Diop, however, left his mark in the realm of the reassessment of the role of black people in world history and culture. Combining an unusual breadth of knowledge--including linguistics, history, anthropology, chemistry, and physics--he uncovered fresh evidence about the ancient origins and common principles of classical African civilization. He believed that people who feel they possess no past of their own tend to be absorbed and assimilated into the governing system, and are made to feel inferior because of this apparent deficiency. In fact, Diop argued, African culture and history was older than any other, and influenced the course of other cultures more than usually given credit.

Diop's argumentative thesis stressed the great contributions of Egypt, in particular, to the origins of culture and science, and asserted that Egyptian civilization was of black origin, a theory that has since been corroborated with anthropological evidence. Diop also challenged the prevailing view that the flow of cultural influence was from the north, the European or "Hamitic" areas, southward to the more primitive areas. He instead believed that the beginnings of civilization arose below the Sahara.

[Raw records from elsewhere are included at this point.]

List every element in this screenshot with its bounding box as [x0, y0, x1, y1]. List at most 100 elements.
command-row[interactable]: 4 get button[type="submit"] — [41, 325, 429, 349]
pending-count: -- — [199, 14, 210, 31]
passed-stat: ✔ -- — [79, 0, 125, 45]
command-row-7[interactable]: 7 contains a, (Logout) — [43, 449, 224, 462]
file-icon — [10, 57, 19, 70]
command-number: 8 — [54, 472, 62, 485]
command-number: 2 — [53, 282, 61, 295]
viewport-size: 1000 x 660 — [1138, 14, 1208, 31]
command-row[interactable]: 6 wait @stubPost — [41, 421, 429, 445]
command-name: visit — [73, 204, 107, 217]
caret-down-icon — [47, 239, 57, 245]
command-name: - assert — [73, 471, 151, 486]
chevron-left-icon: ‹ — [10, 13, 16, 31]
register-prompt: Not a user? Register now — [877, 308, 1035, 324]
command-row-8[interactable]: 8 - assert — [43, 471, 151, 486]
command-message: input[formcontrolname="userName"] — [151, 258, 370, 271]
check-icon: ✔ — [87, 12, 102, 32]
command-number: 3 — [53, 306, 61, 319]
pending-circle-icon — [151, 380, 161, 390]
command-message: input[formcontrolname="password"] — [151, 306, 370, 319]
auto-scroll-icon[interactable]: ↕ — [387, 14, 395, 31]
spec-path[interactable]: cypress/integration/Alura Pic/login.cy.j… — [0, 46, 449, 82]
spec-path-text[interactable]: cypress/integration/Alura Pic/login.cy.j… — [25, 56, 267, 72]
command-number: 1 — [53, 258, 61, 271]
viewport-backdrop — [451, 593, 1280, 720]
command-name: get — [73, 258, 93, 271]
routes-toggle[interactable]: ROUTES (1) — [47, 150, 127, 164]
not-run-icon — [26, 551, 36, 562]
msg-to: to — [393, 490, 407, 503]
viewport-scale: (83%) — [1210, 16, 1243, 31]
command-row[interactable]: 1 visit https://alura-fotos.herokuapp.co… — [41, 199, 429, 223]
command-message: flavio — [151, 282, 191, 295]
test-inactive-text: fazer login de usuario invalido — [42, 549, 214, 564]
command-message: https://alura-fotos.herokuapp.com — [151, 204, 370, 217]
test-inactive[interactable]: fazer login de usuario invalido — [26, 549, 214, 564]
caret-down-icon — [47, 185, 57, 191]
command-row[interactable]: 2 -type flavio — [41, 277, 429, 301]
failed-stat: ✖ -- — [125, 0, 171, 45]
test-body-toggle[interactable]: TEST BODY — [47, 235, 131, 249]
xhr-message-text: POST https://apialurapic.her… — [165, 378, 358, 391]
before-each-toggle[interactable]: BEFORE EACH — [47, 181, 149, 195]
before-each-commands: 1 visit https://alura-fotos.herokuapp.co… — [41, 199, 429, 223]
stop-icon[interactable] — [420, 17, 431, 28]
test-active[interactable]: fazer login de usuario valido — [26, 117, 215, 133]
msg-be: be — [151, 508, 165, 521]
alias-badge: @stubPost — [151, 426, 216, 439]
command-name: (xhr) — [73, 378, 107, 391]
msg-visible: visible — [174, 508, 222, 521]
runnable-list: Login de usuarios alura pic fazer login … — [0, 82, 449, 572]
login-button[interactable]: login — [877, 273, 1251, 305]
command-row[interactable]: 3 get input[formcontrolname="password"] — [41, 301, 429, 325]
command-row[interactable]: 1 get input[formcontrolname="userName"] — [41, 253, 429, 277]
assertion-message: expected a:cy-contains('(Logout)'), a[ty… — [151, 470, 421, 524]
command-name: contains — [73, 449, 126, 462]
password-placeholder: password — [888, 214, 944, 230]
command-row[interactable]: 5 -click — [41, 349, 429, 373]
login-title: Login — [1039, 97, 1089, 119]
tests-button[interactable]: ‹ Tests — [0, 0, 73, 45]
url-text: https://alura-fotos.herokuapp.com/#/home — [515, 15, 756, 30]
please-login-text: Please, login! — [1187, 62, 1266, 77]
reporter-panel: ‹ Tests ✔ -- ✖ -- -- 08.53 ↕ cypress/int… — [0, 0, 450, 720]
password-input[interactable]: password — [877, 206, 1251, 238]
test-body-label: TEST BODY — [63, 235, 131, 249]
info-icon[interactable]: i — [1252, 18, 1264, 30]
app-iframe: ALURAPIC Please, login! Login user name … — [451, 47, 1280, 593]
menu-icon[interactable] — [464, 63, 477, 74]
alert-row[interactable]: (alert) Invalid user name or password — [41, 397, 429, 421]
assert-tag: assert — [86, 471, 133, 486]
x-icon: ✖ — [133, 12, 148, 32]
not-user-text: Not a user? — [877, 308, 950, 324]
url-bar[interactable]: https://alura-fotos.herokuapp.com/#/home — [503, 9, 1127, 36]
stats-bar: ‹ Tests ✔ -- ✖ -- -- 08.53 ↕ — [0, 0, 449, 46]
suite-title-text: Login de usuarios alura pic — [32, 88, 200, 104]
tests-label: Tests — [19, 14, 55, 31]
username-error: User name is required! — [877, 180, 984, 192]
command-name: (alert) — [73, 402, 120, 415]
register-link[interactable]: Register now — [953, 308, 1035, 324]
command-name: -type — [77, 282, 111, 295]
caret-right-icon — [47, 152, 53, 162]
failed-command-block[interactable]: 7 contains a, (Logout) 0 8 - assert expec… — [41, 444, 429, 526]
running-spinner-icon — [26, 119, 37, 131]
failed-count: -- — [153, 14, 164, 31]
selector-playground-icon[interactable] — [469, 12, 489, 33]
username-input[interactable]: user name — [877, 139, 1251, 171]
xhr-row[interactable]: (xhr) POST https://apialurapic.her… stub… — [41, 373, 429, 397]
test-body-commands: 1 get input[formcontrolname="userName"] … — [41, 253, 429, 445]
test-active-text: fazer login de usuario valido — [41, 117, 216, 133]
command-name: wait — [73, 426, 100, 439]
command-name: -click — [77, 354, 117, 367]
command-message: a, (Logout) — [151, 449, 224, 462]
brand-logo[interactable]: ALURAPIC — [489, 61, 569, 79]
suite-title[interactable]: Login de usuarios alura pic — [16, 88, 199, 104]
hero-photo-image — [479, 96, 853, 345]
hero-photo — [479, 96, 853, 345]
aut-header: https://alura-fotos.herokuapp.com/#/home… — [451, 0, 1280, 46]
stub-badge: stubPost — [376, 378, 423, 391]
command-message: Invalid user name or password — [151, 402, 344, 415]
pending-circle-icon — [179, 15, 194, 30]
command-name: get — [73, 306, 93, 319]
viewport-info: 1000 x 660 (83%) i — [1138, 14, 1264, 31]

The center of a storm of controversy, Diop nevertheless opened up new paths of exploration, gave a new generation redemptive faith in its roots, and presented, if nothing else, a poetic image of greatness. In its daring, this dream of a lofty cradle of civilization may come closer to truth than the prosaic rebuttal of its critics, and as discoveries continue to be made, it proves itself more real than any dream.

Among Diop's books is Anteriorité des civilisations nègres: Mythe ou vérité historique (1967; Roots of Black Civilizations: Myth or Historical Truth). In 1966 at Dakar the World Festival of Negro Arts honored Diop as "the black intellectual who has exercised the most fruitful influence in the twentieth century." In 1981, Diop's Civilisation Ou Barbarie ("Civilization or Barbarism") appeared. Some consider it his greatest work. Diop intended it as the intellectual summation of his previous research. Shortly before his death, he spoke of devoting the rest of his life to a master plan that would preserve Africa for Africans. He passed away on February 7, 1986.

Further Reading

  • The best way to understand Diop's life is through his writings. These include Precolonial Black Africa (trans. 1987); The African Origins of Civilization: Myth or Reality (1974); The Cultural Unity of Black Africa (trans. 1990); and his opus, Civilization or Barbarism (trans. 1991). Summaries of Diop's work can be found in Claude Wauthier, The Literature and Thought of Modern Africa (1964; trans. 1966). An important selection from Diop's Nations, nègres, et cultures, in which he accounts for the myths of Negro inferiority, can be found in Irving Leonard Markovitz, ed., African Politics and Society (1970).